Employers should exercise caution before using OSHA’s online accident reporting option, says Brian Fisher at law firm Kane Russell Coleman and Logan.
Halfway through the first year of OSHA’s new reporting requirements, many nonsubscribing employers are becoming more comfortable with the new requirements and options available for reporting workplace injuries and illnesses.
As of this year, OSHA provides employers three options for reporting injury events: (1) by telephone to the nearest OSHA Area Office during normal business hours; (2) by telephone to the 24-hour OSHA hotline at 1-800-321-OSHA (6742); and (3) electronically at www.osha.gov.

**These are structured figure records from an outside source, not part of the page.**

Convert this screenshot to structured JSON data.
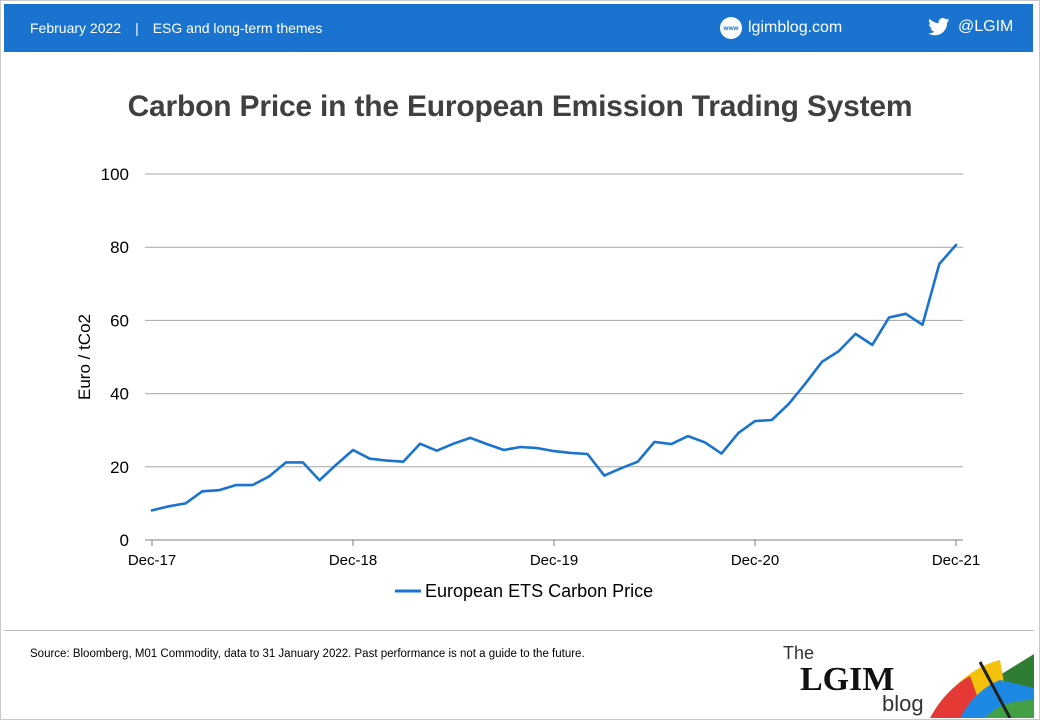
{
  "header": {
    "date": "February 2022",
    "separator": "|",
    "topic": "ESG and long-term themes",
    "site_icon": "www",
    "site": "lgimblog.com",
    "twitter": "@LGIM",
    "bg_color": "#1a73cf"
  },
  "chart_data": {
    "type": "line",
    "title": "Carbon Price in the European Emission Trading System",
    "xlabel": "",
    "ylabel": "Euro / tCo2",
    "ylim": [
      0,
      100
    ],
    "yticks": [
      0,
      20,
      40,
      60,
      80,
      100
    ],
    "xticks": [
      "Dec-17",
      "Dec-18",
      "Dec-19",
      "Dec-20",
      "Dec-21"
    ],
    "grid": true,
    "legend_position": "bottom",
    "series": [
      {
        "name": "European ETS Carbon Price",
        "color": "#1a73cf",
        "x": [
          "Dec-17",
          "Jan-18",
          "Feb-18",
          "Mar-18",
          "Apr-18",
          "May-18",
          "Jun-18",
          "Jul-18",
          "Aug-18",
          "Sep-18",
          "Oct-18",
          "Nov-18",
          "Dec-18",
          "Jan-19",
          "Feb-19",
          "Mar-19",
          "Apr-19",
          "May-19",
          "Jun-19",
          "Jul-19",
          "Aug-19",
          "Sep-19",
          "Oct-19",
          "Nov-19",
          "Dec-19",
          "Jan-20",
          "Feb-20",
          "Mar-20",
          "Apr-20",
          "May-20",
          "Jun-20",
          "Jul-20",
          "Aug-20",
          "Sep-20",
          "Oct-20",
          "Nov-20",
          "Dec-20",
          "Jan-21",
          "Feb-21",
          "Mar-21",
          "Apr-21",
          "May-21",
          "Jun-21",
          "Jul-21",
          "Aug-21",
          "Sep-21",
          "Oct-21",
          "Nov-21",
          "Dec-21"
        ],
        "values": [
          8.1,
          9.2,
          10.0,
          13.3,
          13.6,
          15.0,
          15.0,
          17.4,
          21.2,
          21.2,
          16.3,
          20.6,
          24.6,
          22.2,
          21.7,
          21.4,
          26.3,
          24.4,
          26.3,
          27.9,
          26.2,
          24.6,
          25.4,
          25.1,
          24.3,
          23.8,
          23.5,
          17.6,
          19.6,
          21.4,
          26.8,
          26.2,
          28.4,
          26.7,
          23.6,
          29.2,
          32.5,
          32.8,
          37.1,
          42.7,
          48.7,
          51.6,
          56.3,
          53.3,
          60.8,
          61.8,
          58.8,
          75.4,
          80.6
        ]
      }
    ]
  },
  "footer": {
    "source": "Source: Bloomberg, M01 Commodity, data to 31 January 2022. Past performance is not a guide to the future.",
    "logo_the": "The",
    "logo_main": "LGIM",
    "logo_sub": "blog"
  }
}
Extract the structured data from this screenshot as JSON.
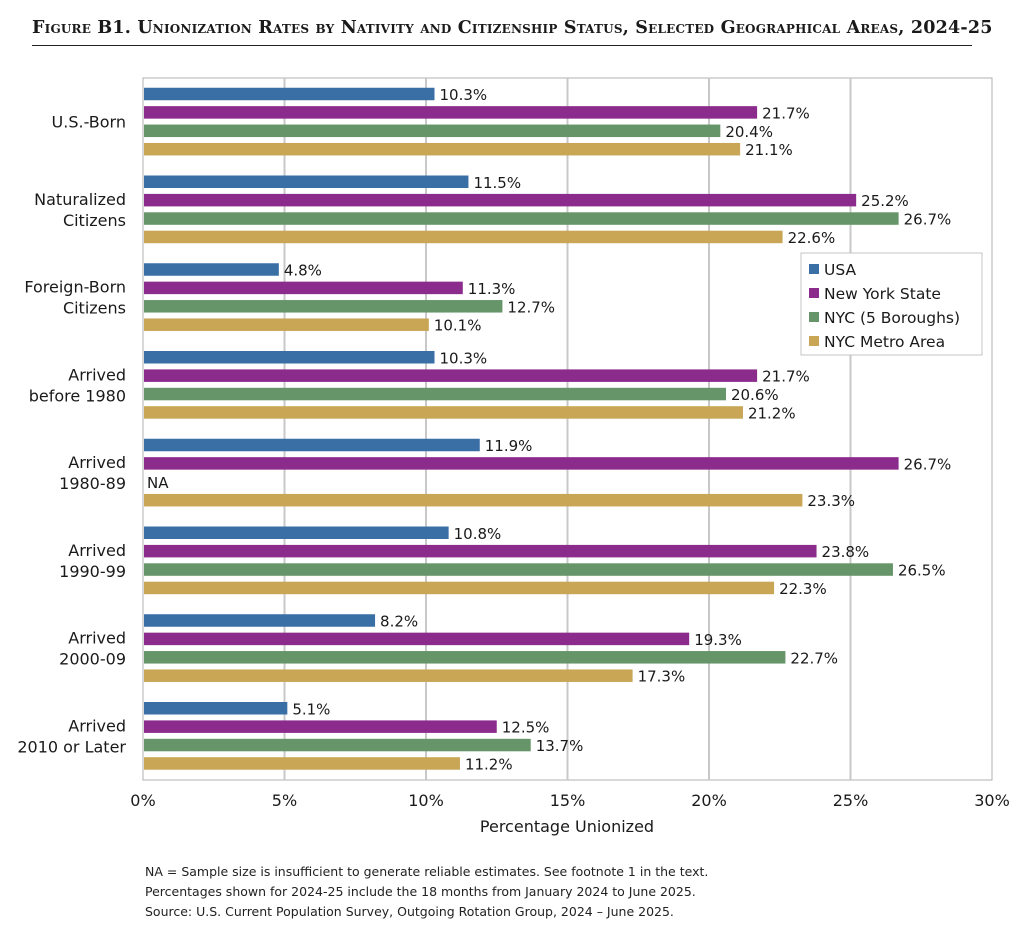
{
  "title": "Figure B1. Unionization Rates by Nativity and Citizenship Status, Selected Geographical Areas, 2024-25",
  "colors": {
    "usa": "#3a6fa6",
    "nys": "#8b2c8c",
    "nyc": "#66956a",
    "metro": "#c8a656",
    "grid": "#c8c8c8"
  },
  "chart_data": {
    "type": "bar",
    "orientation": "horizontal",
    "categories": [
      [
        "U.S.-Born"
      ],
      [
        "Naturalized",
        "Citizens"
      ],
      [
        "Foreign-Born",
        "Citizens"
      ],
      [
        "Arrived",
        "before 1980"
      ],
      [
        "Arrived",
        "1980-89"
      ],
      [
        "Arrived",
        "1990-99"
      ],
      [
        "Arrived",
        "2000-09"
      ],
      [
        "Arrived",
        "2010 or Later"
      ]
    ],
    "series": [
      {
        "name": "USA",
        "color": "#3a6fa6",
        "values": [
          10.3,
          11.5,
          4.8,
          10.3,
          11.9,
          10.8,
          8.2,
          5.1
        ],
        "labels": [
          "10.3%",
          "11.5%",
          "4.8%",
          "10.3%",
          "11.9%",
          "10.8%",
          "8.2%",
          "5.1%"
        ]
      },
      {
        "name": "New York State",
        "color": "#8b2c8c",
        "values": [
          21.7,
          25.2,
          11.3,
          21.7,
          26.7,
          23.8,
          19.3,
          12.5
        ],
        "labels": [
          "21.7%",
          "25.2%",
          "11.3%",
          "21.7%",
          "26.7%",
          "23.8%",
          "19.3%",
          "12.5%"
        ]
      },
      {
        "name": "NYC (5 Boroughs)",
        "color": "#66956a",
        "values": [
          20.4,
          26.7,
          12.7,
          20.6,
          null,
          26.5,
          22.7,
          13.7
        ],
        "labels": [
          "20.4%",
          "26.7%",
          "12.7%",
          "20.6%",
          "NA",
          "26.5%",
          "22.7%",
          "13.7%"
        ]
      },
      {
        "name": "NYC Metro Area",
        "color": "#c8a656",
        "values": [
          21.1,
          22.6,
          10.1,
          21.2,
          23.3,
          22.3,
          17.3,
          11.2
        ],
        "labels": [
          "21.1%",
          "22.6%",
          "10.1%",
          "21.2%",
          "23.3%",
          "22.3%",
          "17.3%",
          "11.2%"
        ]
      }
    ],
    "xlim": [
      0,
      30
    ],
    "xticks": [
      0,
      5,
      10,
      15,
      20,
      25,
      30
    ],
    "xtick_labels": [
      "0%",
      "5%",
      "10%",
      "15%",
      "20%",
      "25%",
      "30%"
    ],
    "xlabel": "Percentage Unionized",
    "grid": "vertical",
    "legend": "right"
  },
  "notes": [
    "NA = Sample size is insufficient to generate reliable estimates. See footnote 1 in the text.",
    "Percentages shown for 2024-25 include the 18 months from January 2024 to June 2025.",
    "Source: U.S. Current Population Survey, Outgoing Rotation Group, 2024 – June 2025."
  ]
}
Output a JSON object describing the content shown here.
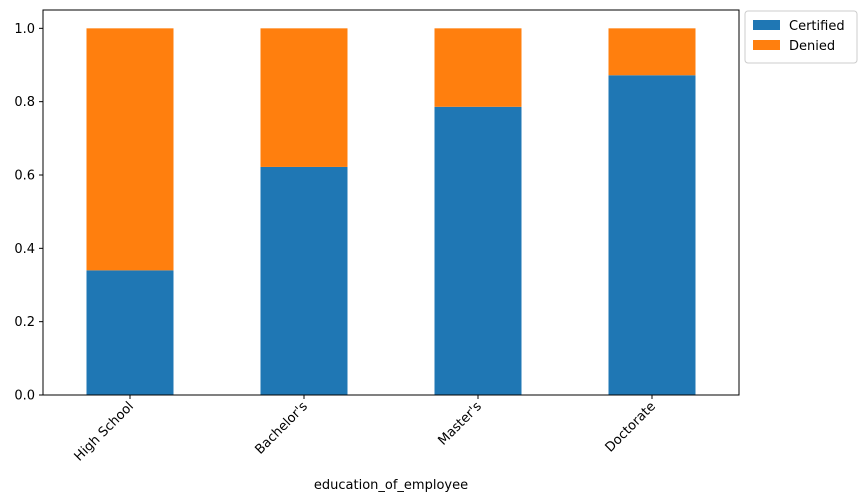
{
  "chart_data": {
    "type": "bar",
    "stacked": true,
    "title": "",
    "xlabel": "education_of_employee",
    "ylabel": "",
    "categories": [
      "High School",
      "Bachelor's",
      "Master's",
      "Doctorate"
    ],
    "series": [
      {
        "name": "Certified",
        "color": "#1f77b4",
        "values": [
          0.34,
          0.622,
          0.786,
          0.872
        ]
      },
      {
        "name": "Denied",
        "color": "#ff7f0e",
        "values": [
          0.66,
          0.378,
          0.214,
          0.128
        ]
      }
    ],
    "ylim": [
      0,
      1.05
    ],
    "yticks": [
      "0.0",
      "0.2",
      "0.4",
      "0.6",
      "0.8",
      "1.0"
    ],
    "grid": false,
    "legend_position": "outside top-right",
    "xtick_rotation": 45
  }
}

Although the electronic option may first seem the easiest method for reporting, employers should exercise caution before utilizing this option.
In order to electronically report an injury event, the employer must provide a detailed description of the injury event to OSHA that is submitted through OSHA’s website. This alone should cause some employers concern, especially since all of the facts surrounding an injury event are frequently still unknown within the applicable 8-hour or 24-hour required reporting period.
Before reporting to OSHA the initial results of the employer’s investigation of an injury event, especially when that investigation has not yet been fully developed, employers should consider OSHA’s electronic reporting option only as a last resort.
When possible, employers should make every effort to report injury events to a live person via telephone at the nearest OSHA area office. Anything prepared by the employer that is submitted to OSHA via electronic reporting, and even voice recordings from an employer’s representative, can be fairly easily obtained by the public – including media outlets, attorneys, and interest groups – and potentially utilized against employers both in the press and in future litigation.